I only got to try a therapist once but it was kinda peer pressure that made me go in the first place and it was because when I confessed to my mom that I didn't believe she did the one thing I knew she would and next day I got pulled into the pastor's office and they kinda pressured me into going to a religious therapist to 'lead me back to the flock'. But I am going to start seeing someone in a month to help with my social anxiety. Hope to hell that it works out cus otherwise this stupid nervousness, pain, and self-negativity will probably be here to stay.

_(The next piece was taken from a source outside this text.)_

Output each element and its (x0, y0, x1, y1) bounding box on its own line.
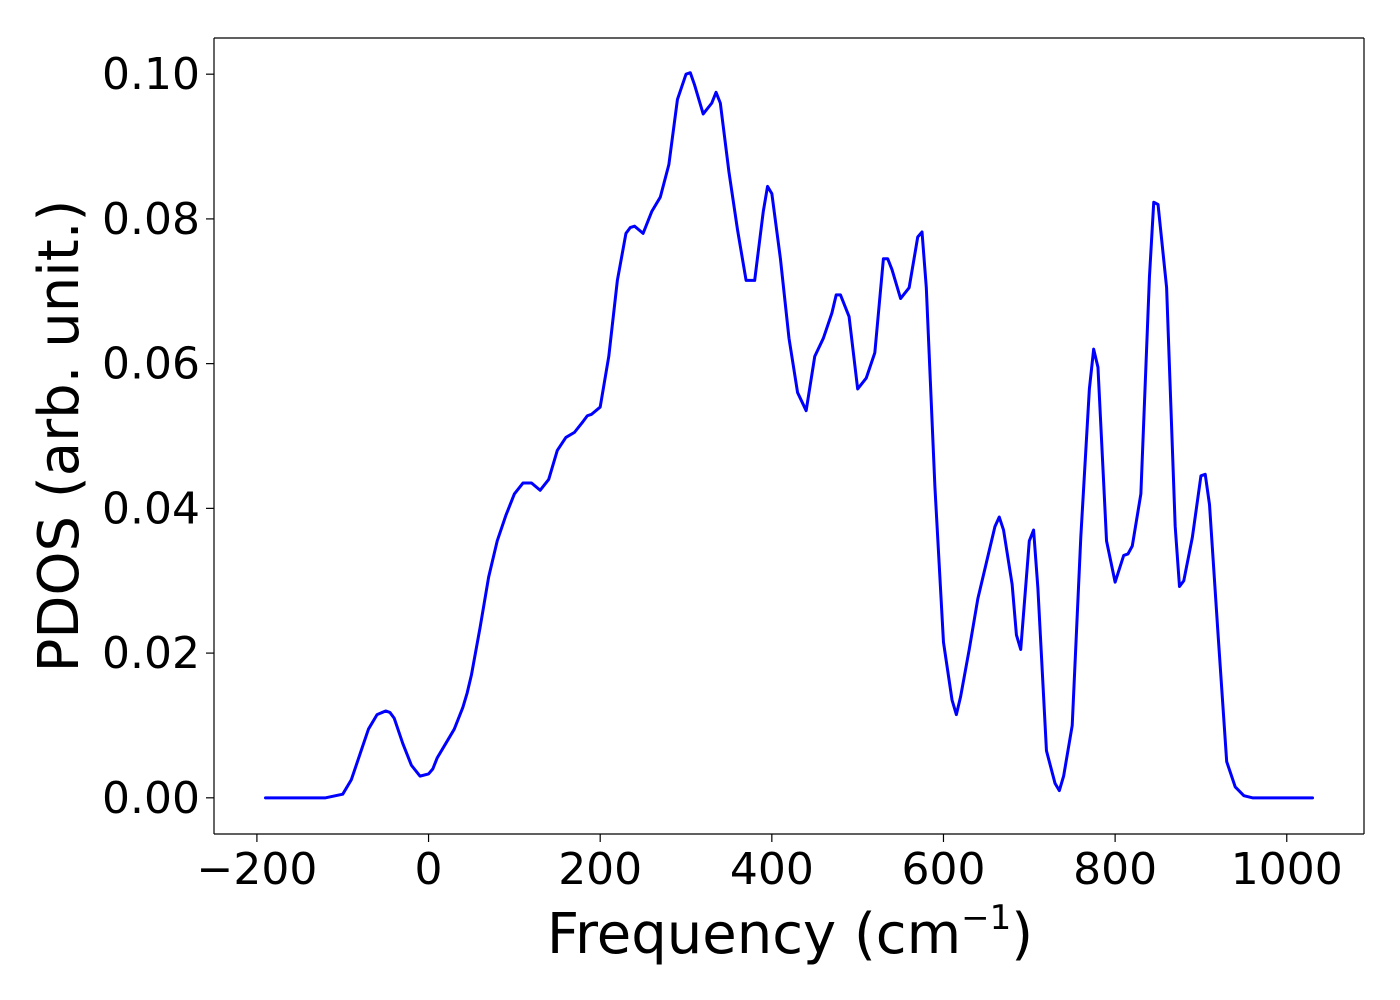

This, is bad. I didn't even begin to explore religion until high school and even then, that was just scratching the surface. So forcing it down your throat is ridiculous. Am I religious now? Sorta. I believe in a higher power, but DAMN is there just too much that goes into all the religions. Don't eat this, don't do that, don't do anything on this day. Sorry, that I can't obey this because I'm at the bottom rung of a corporation and can't follow these rules sometimes. Anyway, just be careful when you go see a normal therapist. They may try and push you to a psychiatrist and try and make you take meds. Hate to say it, but the stuff that's used for anxiety is some really ridiculous shit that you can get hooked on. So REALLY be careful. I know, I work in a pharmacy.
 
I just finished playing a round of Left 4 Dead 2 with a buddy and this guy got the daylights scared right out of him. Playing on a map where it's stormy and you can't see and he accidentally shot a monster zombie that insta-kills. The poor guy was wheezing, half-crying, trying to calm himself down. Good times.

What's everyone's favorite game?
He shot a witch. WHY THE FUCK WOULD HE SHOOT A WITCH?!

Also, Crash Bandicoot. No matter how much it frustrates me, I love the game.